(Thanks to glimmer for the tip)
(NipponCinema) The seven-member Japan Movie Producers Association has nominated Yuya Ishii’s The Great Passage to represent Japan in the Best Foreign Language Film category at the 86th Academy Awards. The selection makes 30-year-old Ishii the youngest director ever to represent Japan in the category.
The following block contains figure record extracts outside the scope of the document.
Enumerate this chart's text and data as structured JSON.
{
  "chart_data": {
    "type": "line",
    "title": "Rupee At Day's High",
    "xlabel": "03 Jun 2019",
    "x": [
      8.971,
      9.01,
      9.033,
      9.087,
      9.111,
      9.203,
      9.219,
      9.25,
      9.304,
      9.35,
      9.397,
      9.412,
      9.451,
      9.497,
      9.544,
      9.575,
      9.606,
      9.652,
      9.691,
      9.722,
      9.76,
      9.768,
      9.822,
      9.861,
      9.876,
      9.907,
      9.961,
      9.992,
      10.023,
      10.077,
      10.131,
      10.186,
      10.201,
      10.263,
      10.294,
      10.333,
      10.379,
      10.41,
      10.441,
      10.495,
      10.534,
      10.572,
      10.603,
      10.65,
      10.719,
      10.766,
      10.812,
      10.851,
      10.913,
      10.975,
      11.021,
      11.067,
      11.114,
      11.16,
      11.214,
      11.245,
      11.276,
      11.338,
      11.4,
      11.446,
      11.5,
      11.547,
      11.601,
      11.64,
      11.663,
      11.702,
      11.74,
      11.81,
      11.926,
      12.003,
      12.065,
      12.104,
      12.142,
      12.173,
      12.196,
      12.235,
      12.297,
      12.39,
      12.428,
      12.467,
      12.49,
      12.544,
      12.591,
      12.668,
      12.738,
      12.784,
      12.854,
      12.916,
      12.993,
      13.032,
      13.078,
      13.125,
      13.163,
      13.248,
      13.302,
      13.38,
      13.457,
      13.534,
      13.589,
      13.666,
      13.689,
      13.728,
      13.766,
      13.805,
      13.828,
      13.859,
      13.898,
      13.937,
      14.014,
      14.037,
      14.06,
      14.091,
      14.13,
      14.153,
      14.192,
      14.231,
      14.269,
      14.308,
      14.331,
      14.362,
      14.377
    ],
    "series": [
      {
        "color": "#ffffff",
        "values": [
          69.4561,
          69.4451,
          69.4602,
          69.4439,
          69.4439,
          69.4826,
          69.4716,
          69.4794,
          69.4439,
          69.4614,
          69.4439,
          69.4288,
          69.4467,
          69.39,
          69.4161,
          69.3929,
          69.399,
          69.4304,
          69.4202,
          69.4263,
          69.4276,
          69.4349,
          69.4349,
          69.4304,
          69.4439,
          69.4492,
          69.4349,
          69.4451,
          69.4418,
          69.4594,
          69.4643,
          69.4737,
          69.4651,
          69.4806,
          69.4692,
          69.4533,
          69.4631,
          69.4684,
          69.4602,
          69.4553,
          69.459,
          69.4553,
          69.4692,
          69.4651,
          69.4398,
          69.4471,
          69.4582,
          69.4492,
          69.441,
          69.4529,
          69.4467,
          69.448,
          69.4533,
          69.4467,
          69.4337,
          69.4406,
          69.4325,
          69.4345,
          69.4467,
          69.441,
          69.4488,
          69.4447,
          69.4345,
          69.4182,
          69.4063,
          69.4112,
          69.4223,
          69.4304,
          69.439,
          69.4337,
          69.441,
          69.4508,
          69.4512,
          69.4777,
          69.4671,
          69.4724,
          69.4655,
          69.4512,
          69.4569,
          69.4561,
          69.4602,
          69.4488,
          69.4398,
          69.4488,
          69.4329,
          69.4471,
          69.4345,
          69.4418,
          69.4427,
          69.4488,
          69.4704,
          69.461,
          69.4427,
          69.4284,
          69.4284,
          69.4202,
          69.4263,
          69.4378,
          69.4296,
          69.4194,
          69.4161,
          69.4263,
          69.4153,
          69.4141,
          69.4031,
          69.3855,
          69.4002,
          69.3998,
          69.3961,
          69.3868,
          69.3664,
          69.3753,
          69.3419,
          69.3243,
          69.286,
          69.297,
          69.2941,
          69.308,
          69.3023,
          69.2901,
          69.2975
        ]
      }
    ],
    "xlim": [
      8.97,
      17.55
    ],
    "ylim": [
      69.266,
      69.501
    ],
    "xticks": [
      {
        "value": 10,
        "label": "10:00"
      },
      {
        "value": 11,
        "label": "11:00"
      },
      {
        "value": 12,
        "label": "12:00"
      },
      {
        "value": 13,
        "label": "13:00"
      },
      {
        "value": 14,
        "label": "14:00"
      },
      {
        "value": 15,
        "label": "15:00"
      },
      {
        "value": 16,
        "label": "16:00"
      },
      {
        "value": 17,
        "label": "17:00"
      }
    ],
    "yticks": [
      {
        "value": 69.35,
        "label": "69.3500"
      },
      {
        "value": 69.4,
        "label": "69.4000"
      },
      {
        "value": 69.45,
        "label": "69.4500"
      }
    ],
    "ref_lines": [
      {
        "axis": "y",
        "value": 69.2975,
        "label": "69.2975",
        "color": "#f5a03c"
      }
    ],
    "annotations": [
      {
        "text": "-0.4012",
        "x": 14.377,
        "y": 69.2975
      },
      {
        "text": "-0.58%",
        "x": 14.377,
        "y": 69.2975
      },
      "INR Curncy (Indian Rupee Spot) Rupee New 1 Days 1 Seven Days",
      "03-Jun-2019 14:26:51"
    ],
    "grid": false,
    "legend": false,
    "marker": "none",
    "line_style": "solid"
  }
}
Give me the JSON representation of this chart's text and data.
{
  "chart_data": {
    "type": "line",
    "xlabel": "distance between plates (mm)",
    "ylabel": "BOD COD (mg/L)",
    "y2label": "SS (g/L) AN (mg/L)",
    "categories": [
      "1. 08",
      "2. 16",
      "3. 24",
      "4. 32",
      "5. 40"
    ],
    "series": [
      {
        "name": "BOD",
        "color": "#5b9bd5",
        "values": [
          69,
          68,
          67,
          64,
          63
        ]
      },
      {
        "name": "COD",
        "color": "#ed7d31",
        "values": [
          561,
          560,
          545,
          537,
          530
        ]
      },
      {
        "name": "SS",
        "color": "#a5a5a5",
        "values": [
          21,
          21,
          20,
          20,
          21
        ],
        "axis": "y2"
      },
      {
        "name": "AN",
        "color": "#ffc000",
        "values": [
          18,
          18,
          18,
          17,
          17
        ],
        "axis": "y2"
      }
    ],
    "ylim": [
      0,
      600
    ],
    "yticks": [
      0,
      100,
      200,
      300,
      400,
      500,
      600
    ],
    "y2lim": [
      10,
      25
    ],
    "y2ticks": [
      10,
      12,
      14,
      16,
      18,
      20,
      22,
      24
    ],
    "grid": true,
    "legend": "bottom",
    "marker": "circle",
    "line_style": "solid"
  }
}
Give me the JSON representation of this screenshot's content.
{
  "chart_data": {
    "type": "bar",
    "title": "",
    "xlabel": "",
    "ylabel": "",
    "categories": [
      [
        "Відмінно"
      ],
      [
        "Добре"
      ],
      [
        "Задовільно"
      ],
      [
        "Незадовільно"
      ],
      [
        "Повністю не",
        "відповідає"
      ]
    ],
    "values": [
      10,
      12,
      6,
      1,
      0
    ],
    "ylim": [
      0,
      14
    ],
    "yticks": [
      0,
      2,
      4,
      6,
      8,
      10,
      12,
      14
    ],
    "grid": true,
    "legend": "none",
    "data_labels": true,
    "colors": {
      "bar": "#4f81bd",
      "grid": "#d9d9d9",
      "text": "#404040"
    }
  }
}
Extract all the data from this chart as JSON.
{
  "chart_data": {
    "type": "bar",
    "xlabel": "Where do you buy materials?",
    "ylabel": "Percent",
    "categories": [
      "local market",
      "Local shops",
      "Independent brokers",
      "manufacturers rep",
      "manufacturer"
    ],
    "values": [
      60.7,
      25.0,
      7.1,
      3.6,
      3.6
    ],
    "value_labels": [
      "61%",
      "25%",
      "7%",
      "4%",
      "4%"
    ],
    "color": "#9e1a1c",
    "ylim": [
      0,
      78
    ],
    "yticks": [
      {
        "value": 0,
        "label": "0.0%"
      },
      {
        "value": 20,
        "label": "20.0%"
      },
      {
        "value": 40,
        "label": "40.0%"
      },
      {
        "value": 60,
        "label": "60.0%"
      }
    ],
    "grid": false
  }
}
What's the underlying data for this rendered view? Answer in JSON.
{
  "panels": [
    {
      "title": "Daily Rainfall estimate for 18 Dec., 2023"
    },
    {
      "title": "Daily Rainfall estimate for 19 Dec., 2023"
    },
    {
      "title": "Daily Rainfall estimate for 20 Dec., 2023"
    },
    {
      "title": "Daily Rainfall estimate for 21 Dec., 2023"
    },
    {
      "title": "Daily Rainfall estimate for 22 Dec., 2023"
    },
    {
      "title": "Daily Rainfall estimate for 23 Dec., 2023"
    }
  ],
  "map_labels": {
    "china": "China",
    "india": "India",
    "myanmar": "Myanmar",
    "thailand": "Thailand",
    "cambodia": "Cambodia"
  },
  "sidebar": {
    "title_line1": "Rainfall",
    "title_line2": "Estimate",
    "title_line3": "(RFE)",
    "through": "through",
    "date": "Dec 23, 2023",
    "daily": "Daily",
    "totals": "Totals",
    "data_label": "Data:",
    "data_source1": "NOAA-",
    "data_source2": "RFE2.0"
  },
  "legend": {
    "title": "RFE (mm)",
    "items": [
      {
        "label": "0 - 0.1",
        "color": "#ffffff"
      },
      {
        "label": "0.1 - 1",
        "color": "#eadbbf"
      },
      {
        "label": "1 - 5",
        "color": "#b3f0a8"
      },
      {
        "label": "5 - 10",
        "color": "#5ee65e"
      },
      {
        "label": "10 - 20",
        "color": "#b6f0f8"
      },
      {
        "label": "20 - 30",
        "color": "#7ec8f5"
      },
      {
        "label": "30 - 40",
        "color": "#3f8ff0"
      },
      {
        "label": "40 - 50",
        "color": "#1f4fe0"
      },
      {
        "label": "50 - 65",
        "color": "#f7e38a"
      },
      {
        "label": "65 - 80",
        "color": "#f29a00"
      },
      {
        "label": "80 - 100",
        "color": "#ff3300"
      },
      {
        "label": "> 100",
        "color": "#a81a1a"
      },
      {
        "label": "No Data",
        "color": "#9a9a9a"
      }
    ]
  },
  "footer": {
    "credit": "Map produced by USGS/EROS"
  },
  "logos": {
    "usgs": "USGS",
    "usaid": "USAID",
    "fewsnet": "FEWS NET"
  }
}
The film is based on Shion Miura’s novel Fune wo Amu which won the 2012 Honya Taishō (literally bookstore award) grand prize. Ryuhei Matsuda plays a salesman at Black Tortoise Bookstore who lands a job editing a massive 240,000-word dictionary due to his instinctive knack for lexicography. After falling for his landlady’s daughter Kaguya (Aoi Miyazaki), he’s tasked with coming up with a suitable definition for the word “love”.
Additional co-stars include Joe Odagiri, Haru Kuroki, Chizuru Ikewaki, Kaoru Kobayashi, and Naoki Matayoshi.
The film was released in Japan on April 13, 2013. It had a fairly brief, but respectable run at the box office for a live-action domestic film ($7M gross according to Box Office Mojo) and consistently gets 4 and 5 star ratings on Japanese sites with user and critic-submitted movie reviews.
The last Japanese entry to win the Oscar for Best Foreign Language Film was Yojiro Takita’s Departures (2008). Since then, nominees have included Ryoichi Kimizuka’s Nobody to Watch Over Me, Tetsuya Nakashima’s Confessions, Kaneto Shindo’s Postcard, and Yong-hi Yang’s Our Homeland.